The exhibit at Washington's Hirshhorn Museum and Sculpture Garden includes 29 works created from 1958 to 1971, a period during which Irwin progressively stripped his works of references to the natural world to focus instead on creating experiences for the public.

"I don't think first, I feel first," he told AFP. 

'Pure energy'
Several series of increasingly large abstract oil paintings demonstrate Irwin's step-by-step evolution from textured, expressionist strokes to straight, spaced out lines, and ultimately to fields of dots with color variations that cancel each other out and seem to disappear into the canvas.

The dot paintings from the early 1960s illustrate how the artist-philosopher came to conceive his works' value in terms of the viewer's experience, rather than as mere objects. 

At first blush, the work appears to be nothing more than a white canvas. 

But after standing before the painting for some time, it seems to change, as if energy were pulsing from the center of the silver white space before fading again.

"The dots become just pure energy," explained Irwin, who created the mesmerizing effect by producing a slight curve forward in the canvas, which was then covered painstakingly with small dots of color. 
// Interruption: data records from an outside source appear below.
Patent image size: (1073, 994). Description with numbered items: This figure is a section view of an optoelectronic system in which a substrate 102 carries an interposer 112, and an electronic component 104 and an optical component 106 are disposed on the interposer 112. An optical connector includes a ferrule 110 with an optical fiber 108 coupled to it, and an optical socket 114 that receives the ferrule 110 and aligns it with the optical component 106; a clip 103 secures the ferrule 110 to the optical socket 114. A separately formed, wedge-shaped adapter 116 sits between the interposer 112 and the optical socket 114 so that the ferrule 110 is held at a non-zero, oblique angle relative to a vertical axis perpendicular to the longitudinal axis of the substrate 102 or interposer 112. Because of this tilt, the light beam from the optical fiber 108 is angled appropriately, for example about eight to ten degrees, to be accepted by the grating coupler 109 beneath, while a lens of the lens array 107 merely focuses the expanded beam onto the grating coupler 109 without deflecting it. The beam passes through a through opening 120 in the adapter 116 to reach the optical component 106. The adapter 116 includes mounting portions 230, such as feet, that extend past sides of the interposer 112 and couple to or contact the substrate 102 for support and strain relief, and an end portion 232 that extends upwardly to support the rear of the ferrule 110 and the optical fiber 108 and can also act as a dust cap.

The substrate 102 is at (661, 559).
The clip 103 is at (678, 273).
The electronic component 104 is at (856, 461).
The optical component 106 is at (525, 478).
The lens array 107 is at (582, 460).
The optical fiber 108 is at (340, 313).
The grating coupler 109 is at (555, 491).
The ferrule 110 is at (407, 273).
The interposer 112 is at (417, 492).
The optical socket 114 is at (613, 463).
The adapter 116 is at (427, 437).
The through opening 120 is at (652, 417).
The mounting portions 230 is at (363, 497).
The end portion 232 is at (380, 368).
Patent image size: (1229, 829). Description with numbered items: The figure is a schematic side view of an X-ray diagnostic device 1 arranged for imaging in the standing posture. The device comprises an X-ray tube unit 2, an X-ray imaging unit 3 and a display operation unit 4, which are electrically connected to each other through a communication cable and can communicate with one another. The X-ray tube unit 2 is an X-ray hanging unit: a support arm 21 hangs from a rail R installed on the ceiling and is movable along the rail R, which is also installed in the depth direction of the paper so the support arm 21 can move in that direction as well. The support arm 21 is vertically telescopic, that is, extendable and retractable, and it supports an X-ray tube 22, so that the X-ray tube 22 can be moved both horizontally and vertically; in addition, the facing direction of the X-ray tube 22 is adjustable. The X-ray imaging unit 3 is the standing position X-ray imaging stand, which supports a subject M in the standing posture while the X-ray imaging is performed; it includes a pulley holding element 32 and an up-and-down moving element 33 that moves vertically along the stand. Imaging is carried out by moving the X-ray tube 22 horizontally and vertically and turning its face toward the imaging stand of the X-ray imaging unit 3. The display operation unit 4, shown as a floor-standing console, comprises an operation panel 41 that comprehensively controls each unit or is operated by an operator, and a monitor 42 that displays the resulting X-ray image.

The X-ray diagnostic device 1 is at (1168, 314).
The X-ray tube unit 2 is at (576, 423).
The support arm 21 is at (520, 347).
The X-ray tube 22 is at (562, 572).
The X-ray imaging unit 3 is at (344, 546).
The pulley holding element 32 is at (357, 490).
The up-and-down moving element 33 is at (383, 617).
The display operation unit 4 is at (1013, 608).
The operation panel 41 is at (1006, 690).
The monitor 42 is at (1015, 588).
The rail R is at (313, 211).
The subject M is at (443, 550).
Before long, Irwin was focused on extending the edge of the frame, eventually taking it apart and discarding it altogether.

'Dynamite'
Since abandoning the studio in the early 1970s in favor of large-scale installations, Irwin has insisted his work respond entirely to its physical surroundings.

Of the approximately 75 site-conditioned pieces Irwin has created since 1975, some of the most memorable are his lush gardens at the Getty Center in Los Angeles and his architectural and garden design at a former Nabisco factory that houses the Dia Art Foundation's collection in Beacon, on the banks of the Hudson River outside New York.

His keystone piece at the Hirshhorn in essence transforms the iconic circular structure into a square.

"This circular thing is a rather weak idea for a museum, because it tends to dictate too much," said Irwin, who in a first for the Hirshhorn displayed nothing on its rounded walls.

Across one side of an outer gallery, he placed 100 feet (30.5 meters) of scrim to give the illusion of a new, straight "wall," dramatically enhancing the remaining curved side as a result.

Daylight filters through a framed, door-like opening into the inner gallery.

"The first thing you see when you walk in is that big, sweeping wall. All of a sudden, it's dynamite," Irwin said. 

"The whole thing, experientially, is quite powerful, but there's nothing there per se. No thing, no idea, there's no mural on the wall saying 'Stop the Vietnam War.'"

Like much of Irwin's work, it's barely there yet succeeds in challenging the viewer's perception of light and space.

'Kick in the ass'
Before launching into his full-blown installations, Irwin had played with light using discs and columns.

The painted convex acrylic or metal discs shown at the Hirshhorn, hung away from the wall, are identical in shape. But two are lit by artificial "skylights" and another by lights strategically placed on the floor and ceiling, producing a completely different result with four overlapping shadows.

"Shadows are three quarters of how we see," explained Irwin, who designed the exhibit's layout in such a way that viewers come upon one disc, progress through his paintings and arrive at another -- but experience them in an entirely different way.

"To give them a kick in the ass," he quipped.

Most of the works shown here were made during a turbulent period in American life, from the Vietnam War to the civil rights movement and president John F. Kennedy's assassination. 

But Irwin is adamant that art should have nothing to do with politics, a utopian vision shared with many of his contemporaries.

"Art has to do with pure feelings and the ability of human beings to articulate them," Irwin said. "I am making an argument for another way of looking at the world."